“So, you found them.” His voice gave him away. Gravelly and thick with leftover sleep.
“You bought my paintings,” I said, shaken.
“Yeah, well. You’re a good artist. I always said that.”
He had told me that. Back when we’d been kids and I’d squeezed every last drop from the tubes of paint to make them last. Later, I’d assumed he was just being nice to the little girl from the same trailer park, the one with a crush on him.
My tongue felt tied up in knots. “You said you’d wait for me.”
“I said I’d wait for you to grow up. And you did.”
“Then why…all this?” I waved my hand. Why the Magnolia Hotel and my brother? Why force me?
“Would you have come any other way?”
No, he was right about that. I would have slammed the door in his face, hurt about what he had turned into. Afraid of it. He still scared me, but I also knew now that he loved me.
He shrugged. “I told you. I’m not a martyr. I take what’s mine.”
But he wouldn’t really, I knew that too. What he’d said as he came over me, that it might be our last time, it was because he wouldn’t force me to be here if I didn’t want to.

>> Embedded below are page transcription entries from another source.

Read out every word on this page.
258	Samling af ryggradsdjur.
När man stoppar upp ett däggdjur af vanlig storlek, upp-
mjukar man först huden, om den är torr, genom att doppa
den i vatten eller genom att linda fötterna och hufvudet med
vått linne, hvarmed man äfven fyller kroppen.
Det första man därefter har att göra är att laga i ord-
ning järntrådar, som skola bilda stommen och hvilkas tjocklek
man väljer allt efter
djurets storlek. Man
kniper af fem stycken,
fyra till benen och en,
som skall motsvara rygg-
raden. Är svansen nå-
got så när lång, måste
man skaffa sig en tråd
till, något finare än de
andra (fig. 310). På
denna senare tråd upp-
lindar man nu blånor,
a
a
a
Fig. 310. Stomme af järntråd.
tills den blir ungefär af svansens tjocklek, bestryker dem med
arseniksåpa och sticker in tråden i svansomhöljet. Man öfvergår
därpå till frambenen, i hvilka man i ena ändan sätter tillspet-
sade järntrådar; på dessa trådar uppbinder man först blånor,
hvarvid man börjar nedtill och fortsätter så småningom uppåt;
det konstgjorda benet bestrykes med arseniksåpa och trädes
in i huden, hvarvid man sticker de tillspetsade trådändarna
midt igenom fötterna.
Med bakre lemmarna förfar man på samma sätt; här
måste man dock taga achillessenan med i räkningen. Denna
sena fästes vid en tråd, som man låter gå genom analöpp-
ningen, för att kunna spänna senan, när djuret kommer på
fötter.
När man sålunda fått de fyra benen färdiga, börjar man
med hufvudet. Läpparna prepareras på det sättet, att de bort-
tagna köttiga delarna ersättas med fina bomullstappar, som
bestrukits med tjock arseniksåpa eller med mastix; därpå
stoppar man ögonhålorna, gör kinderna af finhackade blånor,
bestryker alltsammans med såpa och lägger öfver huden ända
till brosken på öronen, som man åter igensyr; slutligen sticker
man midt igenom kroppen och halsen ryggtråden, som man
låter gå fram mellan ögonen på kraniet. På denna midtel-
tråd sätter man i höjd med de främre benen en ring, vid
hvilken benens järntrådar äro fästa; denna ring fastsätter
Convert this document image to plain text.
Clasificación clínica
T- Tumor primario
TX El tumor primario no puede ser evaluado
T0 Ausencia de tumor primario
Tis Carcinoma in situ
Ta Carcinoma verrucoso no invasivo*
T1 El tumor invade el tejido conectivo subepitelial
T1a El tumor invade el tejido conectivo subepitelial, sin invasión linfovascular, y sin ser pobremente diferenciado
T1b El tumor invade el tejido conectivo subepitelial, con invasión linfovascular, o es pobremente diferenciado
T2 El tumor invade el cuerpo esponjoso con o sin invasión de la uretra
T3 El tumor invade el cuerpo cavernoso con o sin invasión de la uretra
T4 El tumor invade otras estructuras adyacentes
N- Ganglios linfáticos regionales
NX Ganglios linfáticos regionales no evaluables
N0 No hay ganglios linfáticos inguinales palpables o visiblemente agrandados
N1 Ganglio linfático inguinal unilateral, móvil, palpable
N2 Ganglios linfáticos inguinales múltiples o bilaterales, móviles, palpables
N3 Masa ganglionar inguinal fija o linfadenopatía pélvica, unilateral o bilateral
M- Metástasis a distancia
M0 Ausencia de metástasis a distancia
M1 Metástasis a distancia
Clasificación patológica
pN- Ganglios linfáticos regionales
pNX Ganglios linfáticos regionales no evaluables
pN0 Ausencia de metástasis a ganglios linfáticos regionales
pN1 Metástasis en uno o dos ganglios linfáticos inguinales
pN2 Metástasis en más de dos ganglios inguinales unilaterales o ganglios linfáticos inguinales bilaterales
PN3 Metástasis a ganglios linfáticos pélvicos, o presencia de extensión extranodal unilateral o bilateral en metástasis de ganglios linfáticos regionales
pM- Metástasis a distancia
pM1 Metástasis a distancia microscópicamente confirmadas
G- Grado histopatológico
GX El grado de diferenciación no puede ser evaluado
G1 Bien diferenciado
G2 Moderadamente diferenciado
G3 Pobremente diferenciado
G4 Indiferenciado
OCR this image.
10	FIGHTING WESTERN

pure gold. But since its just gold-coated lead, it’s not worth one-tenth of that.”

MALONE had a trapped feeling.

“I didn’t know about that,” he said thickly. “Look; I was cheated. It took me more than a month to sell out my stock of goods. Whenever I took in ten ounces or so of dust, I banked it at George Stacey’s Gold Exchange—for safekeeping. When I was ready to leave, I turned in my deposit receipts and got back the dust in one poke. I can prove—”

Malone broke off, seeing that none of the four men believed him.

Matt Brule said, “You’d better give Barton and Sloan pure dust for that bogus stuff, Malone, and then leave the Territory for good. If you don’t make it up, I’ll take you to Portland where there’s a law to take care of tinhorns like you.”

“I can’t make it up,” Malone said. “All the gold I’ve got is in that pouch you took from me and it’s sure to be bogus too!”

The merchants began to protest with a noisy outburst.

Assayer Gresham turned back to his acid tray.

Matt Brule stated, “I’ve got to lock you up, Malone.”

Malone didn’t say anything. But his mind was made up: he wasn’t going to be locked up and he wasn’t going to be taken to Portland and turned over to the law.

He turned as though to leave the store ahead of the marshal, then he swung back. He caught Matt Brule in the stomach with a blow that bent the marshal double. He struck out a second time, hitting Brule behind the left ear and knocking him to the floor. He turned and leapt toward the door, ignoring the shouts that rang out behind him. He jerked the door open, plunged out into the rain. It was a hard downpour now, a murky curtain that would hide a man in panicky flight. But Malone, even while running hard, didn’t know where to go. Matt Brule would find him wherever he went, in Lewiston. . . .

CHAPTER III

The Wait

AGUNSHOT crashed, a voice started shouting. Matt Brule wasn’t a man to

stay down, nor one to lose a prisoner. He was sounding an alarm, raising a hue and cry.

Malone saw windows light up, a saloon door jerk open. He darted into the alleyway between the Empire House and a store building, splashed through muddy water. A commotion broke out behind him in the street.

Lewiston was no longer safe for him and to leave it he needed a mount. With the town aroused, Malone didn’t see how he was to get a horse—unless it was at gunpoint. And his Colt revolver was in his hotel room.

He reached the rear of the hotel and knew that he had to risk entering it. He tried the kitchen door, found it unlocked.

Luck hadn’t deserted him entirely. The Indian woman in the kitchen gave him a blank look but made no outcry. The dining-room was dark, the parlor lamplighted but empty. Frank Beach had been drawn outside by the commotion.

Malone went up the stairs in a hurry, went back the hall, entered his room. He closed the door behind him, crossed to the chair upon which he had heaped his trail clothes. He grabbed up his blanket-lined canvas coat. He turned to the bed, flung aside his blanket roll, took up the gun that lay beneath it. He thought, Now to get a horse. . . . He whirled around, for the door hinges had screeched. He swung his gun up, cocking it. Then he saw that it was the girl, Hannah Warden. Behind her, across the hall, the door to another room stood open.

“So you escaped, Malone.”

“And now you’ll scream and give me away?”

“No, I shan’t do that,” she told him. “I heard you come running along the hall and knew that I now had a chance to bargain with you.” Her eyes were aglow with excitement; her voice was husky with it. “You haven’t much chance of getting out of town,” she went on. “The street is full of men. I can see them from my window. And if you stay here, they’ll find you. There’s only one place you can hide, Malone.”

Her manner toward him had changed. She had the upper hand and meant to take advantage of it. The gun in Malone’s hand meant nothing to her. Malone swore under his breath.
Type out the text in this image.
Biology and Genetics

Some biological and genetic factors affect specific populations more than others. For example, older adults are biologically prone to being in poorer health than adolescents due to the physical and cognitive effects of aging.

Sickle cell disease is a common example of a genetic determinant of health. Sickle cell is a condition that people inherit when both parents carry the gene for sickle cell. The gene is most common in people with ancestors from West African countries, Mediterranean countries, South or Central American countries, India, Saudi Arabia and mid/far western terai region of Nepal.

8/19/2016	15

He wouldn’t force me to come back.
There was only one problem with that. I wanted to stay.
“I won’t fight you,” I whispered.
He tried to hide how that affected him; he really did. He swallowed and looked away. “Grace, I know this is wrong.”
I shook my head, but he didn’t see. So I went up to him. I reached out and turned his chin toward me. His gaze met mine. I reached down, to that honest and vulnerable place, the same place I painted from. “This is the only thing that’s ever been right in my life.”
I meant him, most of all. But I also meant the Magnolia Hotel and the sex we’d had and the unholy deal we had made. They were all connected now, meshed like paint on the canvas, inseparable.
His eyes burned with emotion, spilling over. “I’m never going to let you leave.”
And I took it for the promise it was. He took me again, right there in the office, making a mess on the antique desk. He made love to me there and in every single room, and I loved the Magnolia Hotel after all.
Unlawful Seduction
Pam Godwin
At some point in Dev’s forensics career, he’d landed smack in the middle of Kansas, where the people were as predictable and mundane as their crimes. And now in the hard thrust of winter, he questioned the wisdom of choosing a place where the windchill sucked his dick into his body and dried out his balls.
But Ms. Joni Torpey wasn’t flying in from LA to meet with him about the weather. The ass-clenching journalist represented Flotter Film, a documentary production company. She was due for their seven PM meeting to interview him on the motivations of sex crimes, a subject in which he’d received numerous accreditations. Detective Devon Burgess, the country’s leading expert in paraphilic behavior. An authority on serial debauchery and sexual rituals.
There was a reason he understood the blurred lines between arousal and transgression. It was the same reason he’d left his niche in New Orleans, the city of temptation. But no one knew about that. Besides, it wasn’t that bad. He was still employed in detective work. He was still considered an expert. He still hadn’t acted out his darkest fantasies.
The heady roast of coffee flavored the air and warmed Dev’s gut. He swallowed the smoky dregs of his second cup, and swung a foot over his knee. He’d chosen the chair by the fireplace for its angled view of the back counter and the front door.
The only two customers—men who were too young to spark his sexual interests—straddled old wood chairs at the bar and frowned at their handheld devices. Buttery leather couches and low-lit lamps invited extended lounging. The coffee shop was reminiscent of a rich man’s den and not much larger.
The twentysomething barista fidgeted with the espresso machine. She kept her eyes down but grumbled to herself with more volume than was needed. If she wanted male attention, she should lose her eternal scowl. It was remarkable how much one could achieve with a smile alone.
The door rattled open. He shifted his focus to the glass counter filled with specialty cheeses and pastries, keeping the entrance in his periphery. Casual and unassuming, he was a man enjoying a coffee in a little hidden nook. He was not a leashed predator, scoping and waiting for something…enticing. Like an unsuspecting man or woman to follow home, with begging lips to gag and a tight body to paint with his come.
His cock twitched against the seam of his slacks, but his desires were internal, stalking him and him alone.
A gust of frigid air bustled in with the shuffle of heels. In a tangle of long blonde hair, a woman skidded to a stop in the entryway. She rubbed her hands together, staring at them with a shell-shocked look on her face. Then she glanced up at the barista and the two men at the bar, and blinked rapidly. “I’m not from around here, but seriously, it’s as cold as…” She sniffed. “Okay, nothing’s that cold. I just lost my friginity out there.”
And just like that, grins sprouted through the room, cracking every expression, including his.